Tatsächlich ist erst rund ein Drittel des Quartiers fertiggestellt. 350 Millionen Euro investierte die Überseebeteiligungsgesellschaft, ein deutsch-niederländisches Konsortium, dort in eine riesige Tiefgarage und sechs sehr unterschiedlich gestaltete Gebäude. Insgesamt wird das Konsortium eigenen Angaben zufolge etwa eine Milliarde in das Areal investieren, das sich später einmal bis zum Kreuzfahrtterminal an der Elbe hinziehen wird. 2003 hatte der Senat entschieden, dieses zentrale Herzstück der HafenCity komplett an einen Investor zu vergeben. "Und das war der Grundfehler", sagt SPD-Politiker Andy Grote. Besser sei eine Entwicklung "Baufeld für Baufeld", um flexibel auf veränderte Lagen eingehen zu können, sagt der Stadtentwicklungsexperte der nun in Hamburg regierenden Sozialdemokraten. Doch die Stadt hat sich vertraglich eng an die Investoren gebunden. Deutlich wurde dies zuletzt im Sommer vergangenen Jahres: Wegen der nahen Schiffsabgase sind im südlichen Teil des Überseequartiers vor allem Büros geplant.

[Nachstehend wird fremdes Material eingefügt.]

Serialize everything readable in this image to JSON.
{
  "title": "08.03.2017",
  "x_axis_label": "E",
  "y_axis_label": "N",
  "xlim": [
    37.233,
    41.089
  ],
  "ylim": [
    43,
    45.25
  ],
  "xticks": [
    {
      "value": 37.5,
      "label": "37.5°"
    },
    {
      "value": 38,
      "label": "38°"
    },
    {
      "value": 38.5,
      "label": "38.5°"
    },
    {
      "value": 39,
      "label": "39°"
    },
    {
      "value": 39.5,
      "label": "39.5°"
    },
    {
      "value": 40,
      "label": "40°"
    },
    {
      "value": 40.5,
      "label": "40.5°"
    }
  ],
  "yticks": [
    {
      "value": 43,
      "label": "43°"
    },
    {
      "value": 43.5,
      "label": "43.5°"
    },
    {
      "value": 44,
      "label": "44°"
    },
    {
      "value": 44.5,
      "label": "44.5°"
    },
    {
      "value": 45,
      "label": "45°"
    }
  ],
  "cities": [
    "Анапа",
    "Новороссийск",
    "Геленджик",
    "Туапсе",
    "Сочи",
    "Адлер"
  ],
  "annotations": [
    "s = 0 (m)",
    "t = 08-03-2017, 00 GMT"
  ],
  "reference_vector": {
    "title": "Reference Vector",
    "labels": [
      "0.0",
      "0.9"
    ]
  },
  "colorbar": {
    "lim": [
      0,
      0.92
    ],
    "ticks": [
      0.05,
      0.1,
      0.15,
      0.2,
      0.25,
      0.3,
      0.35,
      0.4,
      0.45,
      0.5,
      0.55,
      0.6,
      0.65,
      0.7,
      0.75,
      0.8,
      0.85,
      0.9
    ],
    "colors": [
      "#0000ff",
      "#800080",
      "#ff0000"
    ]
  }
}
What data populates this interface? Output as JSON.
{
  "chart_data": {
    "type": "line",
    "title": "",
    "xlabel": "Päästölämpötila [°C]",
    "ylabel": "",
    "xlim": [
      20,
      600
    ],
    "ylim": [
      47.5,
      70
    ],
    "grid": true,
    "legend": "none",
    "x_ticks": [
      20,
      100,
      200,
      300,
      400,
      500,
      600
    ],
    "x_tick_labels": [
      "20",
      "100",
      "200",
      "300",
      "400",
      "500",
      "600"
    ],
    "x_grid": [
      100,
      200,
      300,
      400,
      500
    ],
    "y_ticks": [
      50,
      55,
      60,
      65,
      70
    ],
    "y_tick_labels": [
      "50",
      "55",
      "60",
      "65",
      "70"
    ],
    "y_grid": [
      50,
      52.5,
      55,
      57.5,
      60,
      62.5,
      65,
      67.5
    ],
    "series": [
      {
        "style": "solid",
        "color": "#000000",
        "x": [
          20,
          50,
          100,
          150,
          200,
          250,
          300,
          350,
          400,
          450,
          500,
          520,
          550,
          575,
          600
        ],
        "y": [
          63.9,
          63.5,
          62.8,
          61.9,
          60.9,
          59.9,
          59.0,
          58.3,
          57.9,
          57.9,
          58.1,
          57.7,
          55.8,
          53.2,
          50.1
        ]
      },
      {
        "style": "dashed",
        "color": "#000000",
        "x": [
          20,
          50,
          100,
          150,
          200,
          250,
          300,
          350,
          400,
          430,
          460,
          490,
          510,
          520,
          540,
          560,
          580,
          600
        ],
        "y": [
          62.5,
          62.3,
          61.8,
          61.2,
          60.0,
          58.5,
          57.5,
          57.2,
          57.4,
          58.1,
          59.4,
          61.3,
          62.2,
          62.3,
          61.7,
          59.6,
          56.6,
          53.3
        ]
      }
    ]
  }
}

Doch weil auch viele Büros leer stehen, drohten Banken, die Finanzierung nicht weiter zu tragen. Die Investoren und der damals noch schwarz-grüne Senat handelten ihren Vertrag daher neu aus, verzichteten auf viele Klauseln. Etwa auf konkrete Fertigstellungstermine. Zudem verpflichtete sich die Stadt im südlichen Überseequartier selbst, (teure) Büroräume zu mieten, um das Bauen der Büros quasi zu subventionieren. "Absurd", kritisierte Grote seinerzeit. "Doch nun ist das unterzeichnet und lässt sich nicht mehr ändern."

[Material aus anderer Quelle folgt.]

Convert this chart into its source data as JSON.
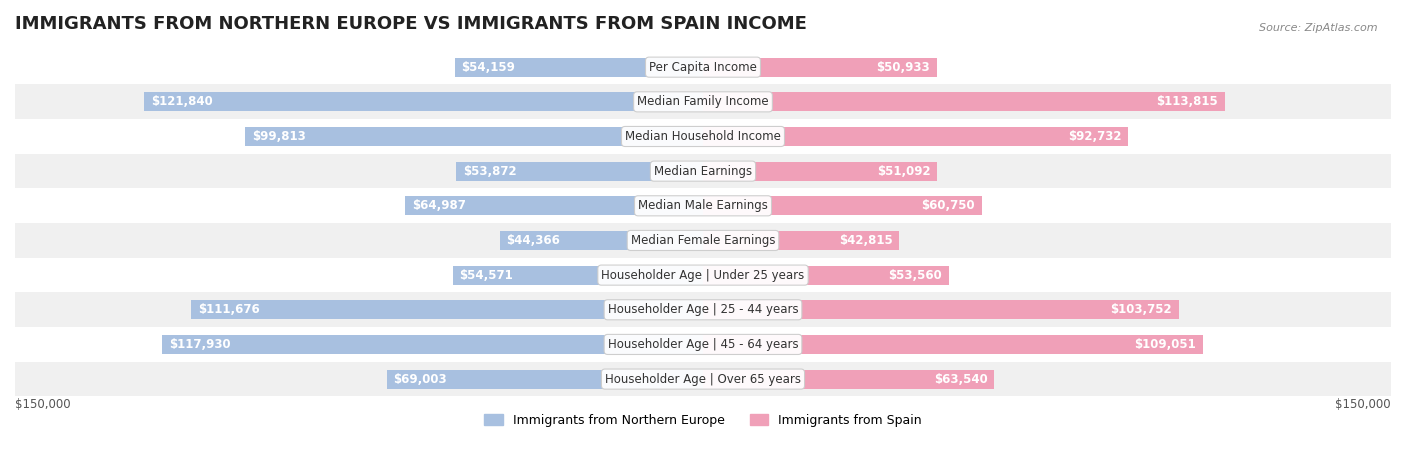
{
  "title": "IMMIGRANTS FROM NORTHERN EUROPE VS IMMIGRANTS FROM SPAIN INCOME",
  "source": "Source: ZipAtlas.com",
  "categories": [
    "Per Capita Income",
    "Median Family Income",
    "Median Household Income",
    "Median Earnings",
    "Median Male Earnings",
    "Median Female Earnings",
    "Householder Age | Under 25 years",
    "Householder Age | 25 - 44 years",
    "Householder Age | 45 - 64 years",
    "Householder Age | Over 65 years"
  ],
  "left_values": [
    54159,
    121840,
    99813,
    53872,
    64987,
    44366,
    54571,
    111676,
    117930,
    69003
  ],
  "right_values": [
    50933,
    113815,
    92732,
    51092,
    60750,
    42815,
    53560,
    103752,
    109051,
    63540
  ],
  "left_labels": [
    "$54,159",
    "$121,840",
    "$99,813",
    "$53,872",
    "$64,987",
    "$44,366",
    "$54,571",
    "$111,676",
    "$117,930",
    "$69,003"
  ],
  "right_labels": [
    "$50,933",
    "$113,815",
    "$92,732",
    "$51,092",
    "$60,750",
    "$42,815",
    "$53,560",
    "$103,752",
    "$109,051",
    "$63,540"
  ],
  "max_value": 150000,
  "left_color": "#a8c0e0",
  "right_color": "#f0a0b8",
  "left_color_dark": "#7baad0",
  "right_color_dark": "#e87898",
  "left_legend": "Immigrants from Northern Europe",
  "right_legend": "Immigrants from Spain",
  "bar_height": 0.55,
  "row_bg_colors": [
    "#f0f0f0",
    "#ffffff"
  ],
  "xlabel_left": "$150,000",
  "xlabel_right": "$150,000",
  "title_fontsize": 13,
  "label_fontsize": 8.5,
  "category_fontsize": 8.5
}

Wie geht es weiter im Überseequartier? Beim alten Hafenamt, dem letzten Bestandsgebäude des ehemaligen Hafenareals, solle demnächst mit der Sanierung begonnen werden, kündigte die Überseequartier-Beteiligungsgesellschaft an. Geplant ist dort eine Art Markt und Restaurants. Eröffnung soll 2012 sein. Ein Hotel werde bald eröffnen, weitere Läden. "Weit über die Hälfte ist bereits vermietet", sagt Nikolaus Bieber, Geschäftsführer der Beteiligungsgesellschaft. Das werde aber erst im Laufe des Frühjahrs sichtbar, wenn der Ausbau beginne.
Susanne Bühler ist zuversichtlich. Auch in der westlichen HafenCity habe es lange geheißen, sie sei leer und steril. "Heute pulsiert dort das Leben. An Wochenenden kommen Besucherströme nur zum Flanieren - so wird es auch im Überseequartier."